Is anyone interested in a nearly nine-foot bronzed statue of a goat-headed god?
The Satanic Temple would like to know.
The Baphomet monument — which, the Temple says, weighs about a ton and is a “sculptural masterpiece” — was originally constructed to sit alongside the Ten Commandments monument at the Oklahoma state capitol’s grounds. But on Tuesday, the Oklahoma Supreme Court ruled that the Ten Commandments must come down, meaning that the Satanic Temple’s Baphomet will need a new home.
According to Satanic Temple spokesman Doug Mesner (a.k.a. Lucien Greaves), the Temple agrees with the court’s decision.
“The entire point of our effort was to offer a monument that would complement and contrast the 10 Commandments, reaffirming that we live in a nation that respects plurality, a nation that refuses to allow a single viewpoint to co-opt the power and authority of government institutions,” Mesner said in an email. “Given the Court’s ruling, TST no longer has any interest in pursuing placement of the Baphomet monument on Oklahoma’s Capitol grounds.”
The Satanic Temple first proposed its monument in 2013, a year after the privately-funded Ten Commandments statue was erected on the capitol grounds, with the approval of the state legislature. At the time, the Temple promised a “public-friendly design” for its intended monument, one that could become “an object of play for young children.”
The finished statue is set to debut later this month at an “unveiling” party in Michigan. The temple will go ahead with the unveiling party, whether the statue has a new home or not. “The unveiling, we feel, should now also be a celebration of victory in Oklahoma,” Mesner said.
As for where the statue might end up next, Mesner says that “Arkansas is looking rather appealing.” Earlier this year, the Arkansas legislature approved a privately-funded monument of the Ten Commandments for the state’s capitol grounds.
“There are plenty of areas in the United States crying out for a counter-balance to existing graven tributes to archaic Abrahamic barbarism,” Mesner added.
Monuments like the one in Oklahoma, and the one proposed for Arkansas, can be legally complicated. In 2005, the U.S. Supreme Court determined that a Ten Commandments monument at the Texas state capitol was constitutional, writing that “a reasonable observer, mindful of history, purpose, and context, would not conclude that this passive monument conveyed the message that the State endorsed religion.”
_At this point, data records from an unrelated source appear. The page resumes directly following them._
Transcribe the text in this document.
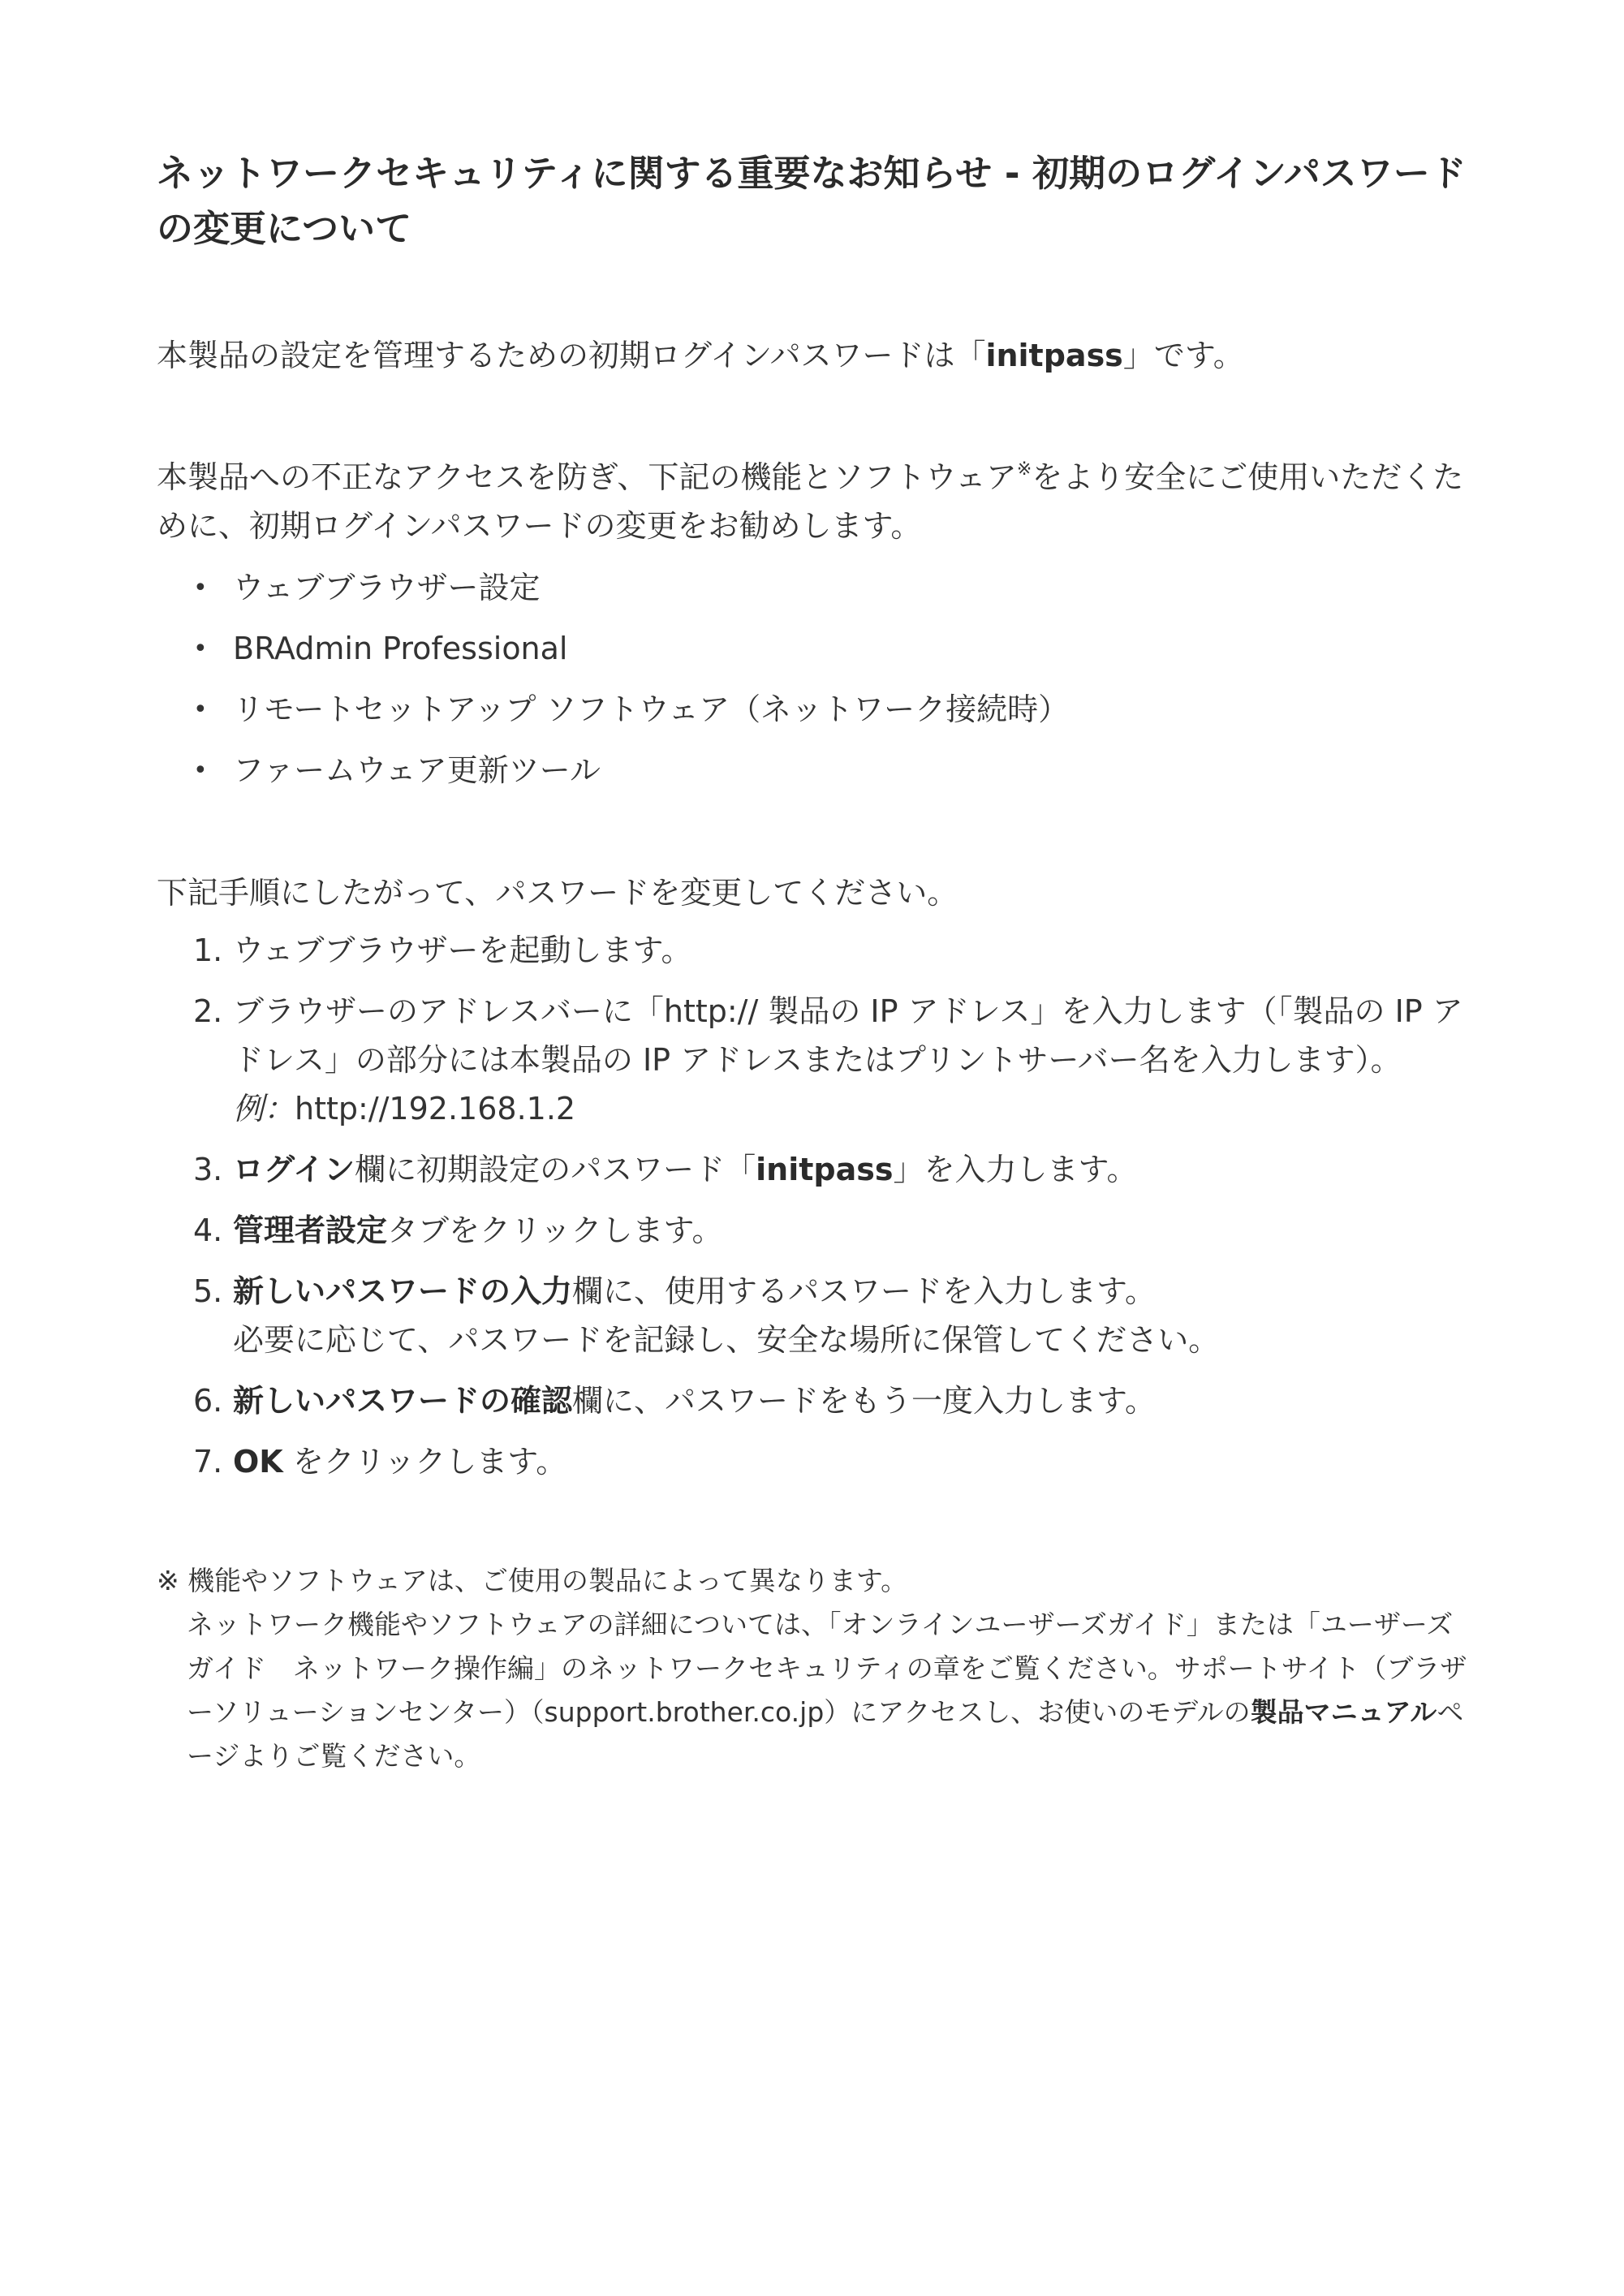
ネットワークセキュリティに関する重要なお知らせ - 初期のログインパスワードの変更について

本製品の設定を管理するための初期ログインパスワードは「initpass」です。

本製品への不正なアクセスを防ぎ、下記の機能とソフトウェア※をより安全にご使用いただくために、初期ログインパスワードの変更をお勧めします。

• ウェブブラウザー設定
• BRAdmin Professional
• リモートセットアップ ソフトウェア（ネットワーク接続時）
• ファームウェア更新ツール

下記手順にしたがって、パスワードを変更してください。

1. ウェブブラウザーを起動します。
2. ブラウザーのアドレスバーに「http:// 製品の IP アドレス」を入力します（「製品の IP アドレス」の部分には本製品の IP アドレスまたはプリントサーバー名を入力します）。
例：http://192.168.1.2
3. ログイン欄に初期設定のパスワード「initpass」を入力します。
4. 管理者設定タブをクリックします。
5. 新しいパスワードの入力欄に、使用するパスワードを入力します。
必要に応じて、パスワードを記録し、安全な場所に保管してください。
6. 新しいパスワードの確認欄に、パスワードをもう一度入力します。
7. OK をクリックします。

※ 機能やソフトウェアは、ご使用の製品によって異なります。

ネットワーク機能やソフトウェアの詳細については、「オンラインユーザーズガイド」または「ユーザーズガイド　ネットワーク操作編」のネットワークセキュリティの章をご覧ください。サポートサイト（ブラザーソリューションセンター）（support.brother.co.jp）にアクセスし、お使いのモデルの製品マニュアルページよりご覧ください。
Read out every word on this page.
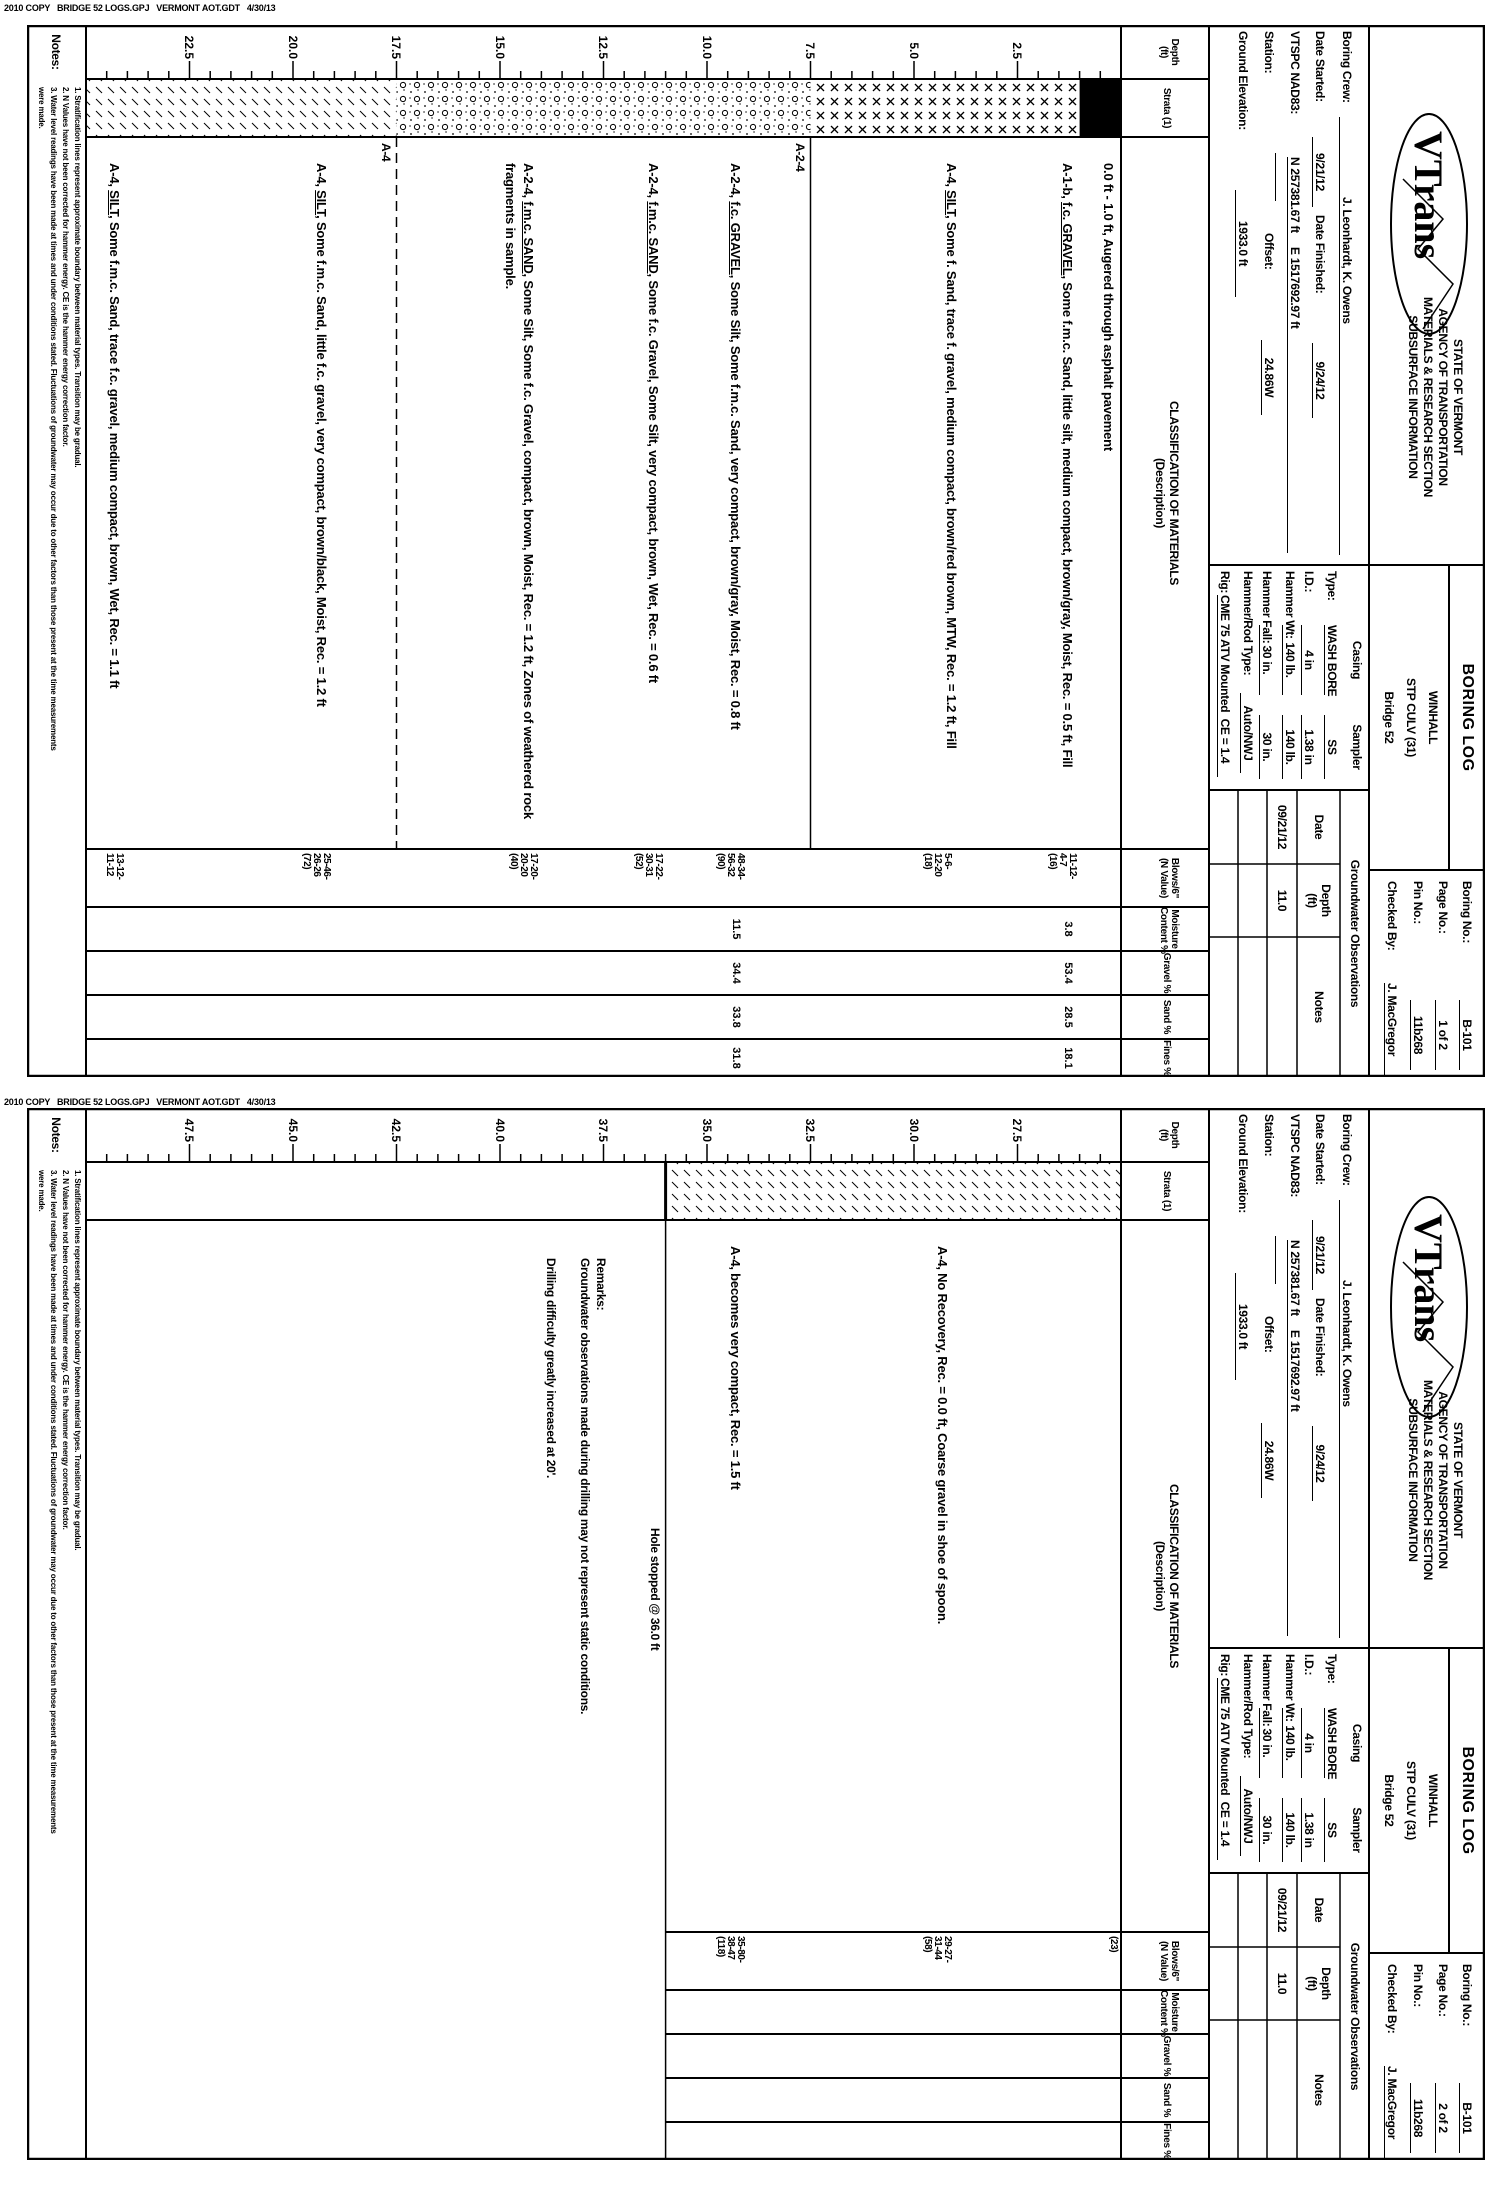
2010 COPY   BRIDGE 52 LOGS.GPJ   VERMONT AOT.GDT   4/30/13
2.5
5.0
7.5
10.0
12.5
15.0
17.5
20.0
22.5
A-2-4
A-4	VTrans
STATE OF VERMONT
AGENCY OF TRANSPORTATION
MATERIALS & RESEARCH SECTION
SUBSURFACE INFORMATION
BORING LOG
WINHALL
STP CULV (31)
Bridge 52
Boring No.:
B-101
Page No.:
1 of 2
Pin No.:
11b268
Checked By:
J. MacGregor
Boring Crew:
J. Leonhardt, K. Owens
Date Started:
9/21/12
Date Finished:
9/24/12
VTSPC NAD83:
N 257381.67 ft
E 1517692.97 ft
Station:
Offset:
24.86W
Ground Elevation:
1933.0 ft
Casing
Sampler
Type:
WASH BORE
SS
I.D.:
4 in
1.38 in
Hammer Wt:
140 lb.
140 lb.
Hammer Fall:
30 in.
30 in.
Hammer/Rod Type:
Auto/NWJ
Rig:
CME 75 ATV Mounted
CE = 1.4
Groundwater Observations
Date
Depth
(ft)
Notes
09/21/12
11.0
Depth
(ft)
Strata (1)
CLASSIFICATION OF MATERIALS
(Description)
Blows/6"
(N Value)
Moisture
Content %
Gravel %
Sand %
Fines %
0.0 ft - 1.0 ft, Augered through asphalt pavement
A-1-b, f.c. GRAVEL, Some f.m.c. Sand, little silt, medium compact, brown/gray, Moist, Rec. = 0.5 ft, Fill
A-4, SILT, Some f. Sand, trace f. gravel, medium compact, brown/red brown, MTW, Rec. = 1.2 ft, Fill
A-2-4, f.c. GRAVEL, Some Silt, Some f.m.c. Sand, very compact, brown/gray, Moist, Rec. = 0.8 ft
A-2-4, f.m.c. SAND, Some f.c. Gravel, Some Silt, very compact, brown, Wet, Rec. = 0.6 ft
A-2-4, f.m.c. SAND, Some Silt, Some f.c. Gravel, compact, brown, Moist, Rec. = 1.2 ft, Zones of weathered rock fragments in sample.
A-4, SILT, Some f.m.c. Sand, little f.c. gravel, very compact, brown/black, Moist, Rec. = 1.2 ft
A-4, SILT, Some f.m.c. Sand, trace f.c. gravel, medium compact, brown, Wet, Rec. = 1.1 ft
11-12-
4-7
(16)
3.8
53.4
28.5
18.1
5-6-
12-20
(18)
48-34-
56-32
(90)
11.5
34.4
33.8
31.8
17-22-
30-31
(52)
17-20-
20-20
(40)
25-46-
26-26
(72)
13-12-
11-12
Notes:
1. Stratification lines represent approximate boundary between material types. Transition may be gradual.
2. N Values have not been corrected for hammer energy. CE is the hammer energy correction factor.
3. Water level readings have been made at times and under conditions stated. Fluctuations of groundwater may occur due to other factors than those present at the time measurements
were made.
2010 COPY   BRIDGE 52 LOGS.GPJ   VERMONT AOT.GDT   4/30/13
27.5
30.0
32.5
35.0
37.5
40.0
42.5
45.0
47.5
VTrans
STATE OF VERMONT
AGENCY OF TRANSPORTATION
MATERIALS & RESEARCH SECTION
SUBSURFACE INFORMATION
BORING LOG
WINHALL
STP CULV (31)
Bridge 52
Boring No.:
B-101
Page No.:
2 of 2
Pin No.:
11b268
Checked By:
J. MacGregor
Boring Crew:
J. Leonhardt, K. Owens
Date Started:
9/21/12
Date Finished:
9/24/12
VTSPC NAD83:
N 257381.67 ft
E 1517692.97 ft
Station:
Offset:
24.86W
Ground Elevation:
1933.0 ft
Casing
Sampler
Type:
WASH BORE
SS
I.D.:
4 in
1.38 in
Hammer Wt:
140 lb.
140 lb.
Hammer Fall:
30 in.
30 in.
Hammer/Rod Type:
Auto/NWJ
Rig:
CME 75 ATV Mounted
CE = 1.4
Groundwater Observations
Date
Depth
(ft)
Notes
09/21/12
11.0
Depth
(ft)
Strata (1)
CLASSIFICATION OF MATERIALS
(Description)
Blows/6"
(N Value)
Moisture
Content %
Gravel %
Sand %
Fines %
A-4, No Recovery, Rec. = 0.0 ft, Coarse gravel in shoe of spoon.
A-4, becomes very compact, Rec. = 1.5 ft
Hole stopped @ 36.0 ft
Remarks:
Groundwater observations made during drilling may not represent static conditions.
Drilling difficulty greatly increased at 20'.
(23)
29-27-
31-44
(58)
35-80-
38-47
(118)
Notes:
1. Stratification lines represent approximate boundary between material types. Transition may be gradual.
2. N Values have not been corrected for hammer energy. CE is the hammer energy correction factor.
3. Water level readings have been made at times and under conditions stated. Fluctuations of groundwater may occur due to other factors than those present at the time measurements
were made.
But in Oklahoma, the state’s high court rejected an argument that the monument served a historical purpose. The state constitution prohibits the use of public lands or funds to support a specific religion.
“The Ten Commandments are obviously religious in nature and are an integral part of the Jewish and Christian faiths,” the court’s decision reads. “Because the monument at issue operates for the use, benefit or support of a sect or system of religion, it violates Article 2, Section 5 of the Oklahoma Constitution and is enjoined and shall be removed.”